The author goes on to describe how Ziegler, a circuit judge, failed to recuse herself in hundreds of cases involving companies in which she owned stock, and in 46 cases brought by West Bend Savings Bank, which pays her husband as a director and gave the Zieglers a $3 million loan. (A nonpartisan group filed a complaint, which is pending.) This all did come out in the media and was used by her opponent. How then did she win the election by a large margin? Between her own personal fortune and $2.3 million in advertising by Wisconsin Manufacturers and Commerce ("the state's largest business lobby"), the voters were snowed under with the message that she was tough on crime and put criminals away (although that is not really the job of a Supreme Court justice). Back to the editorial:
Emboldened by the wide margin of victory it achieved for a clearly compromised candidate, WMC announced the day after Ziegler's election that its next goal was to defeat Justice Louis Butler, the only African American on Wisconsin's high court.
And who is their chosen candidate?
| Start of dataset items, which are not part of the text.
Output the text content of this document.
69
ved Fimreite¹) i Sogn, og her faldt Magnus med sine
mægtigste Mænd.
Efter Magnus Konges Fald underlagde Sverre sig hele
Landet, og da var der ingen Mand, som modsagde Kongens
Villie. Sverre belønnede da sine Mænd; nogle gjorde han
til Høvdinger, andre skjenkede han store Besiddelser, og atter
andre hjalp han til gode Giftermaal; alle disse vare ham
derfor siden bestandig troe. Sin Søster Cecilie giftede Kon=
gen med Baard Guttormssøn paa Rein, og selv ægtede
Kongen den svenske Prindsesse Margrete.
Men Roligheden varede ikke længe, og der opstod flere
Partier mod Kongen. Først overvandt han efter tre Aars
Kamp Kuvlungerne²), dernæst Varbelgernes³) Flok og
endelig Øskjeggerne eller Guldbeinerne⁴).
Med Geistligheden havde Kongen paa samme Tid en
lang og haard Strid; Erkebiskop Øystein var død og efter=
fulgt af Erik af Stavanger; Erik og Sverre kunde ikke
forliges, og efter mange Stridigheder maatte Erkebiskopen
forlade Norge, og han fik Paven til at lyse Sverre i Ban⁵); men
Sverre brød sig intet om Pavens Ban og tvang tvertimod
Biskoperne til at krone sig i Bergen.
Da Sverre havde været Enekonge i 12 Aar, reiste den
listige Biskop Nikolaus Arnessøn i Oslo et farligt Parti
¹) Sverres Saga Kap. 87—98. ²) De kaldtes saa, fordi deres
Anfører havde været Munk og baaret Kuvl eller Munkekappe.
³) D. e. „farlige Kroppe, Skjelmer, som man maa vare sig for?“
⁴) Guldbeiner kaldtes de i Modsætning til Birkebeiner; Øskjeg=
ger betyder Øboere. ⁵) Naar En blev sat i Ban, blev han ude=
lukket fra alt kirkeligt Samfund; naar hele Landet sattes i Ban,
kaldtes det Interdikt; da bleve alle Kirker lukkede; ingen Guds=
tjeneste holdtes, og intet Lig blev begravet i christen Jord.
The judge who presided over a trial that had all the elements the media enjoyed hyping: young Democratic campaign workers, two the sons of African-American politicians, charged with letting the air out of tires on Republican vans on election day 2004. Most of them accepted the prosecution's offer to plead guilty to a misdemeanor with a recommendation of probation. But wait:
At the sentencing, however, Judge Brennan, who even then was considering running for the Supreme Court, refused to accept the agreement. Instead, he sentenced the four misdemeanants to up to six months in jail to "send a message." ... Sounds like the perfect candidate to join Judge Annette Ziegler in bringing a whole new concept of justice to the Wisconsin Supreme Court.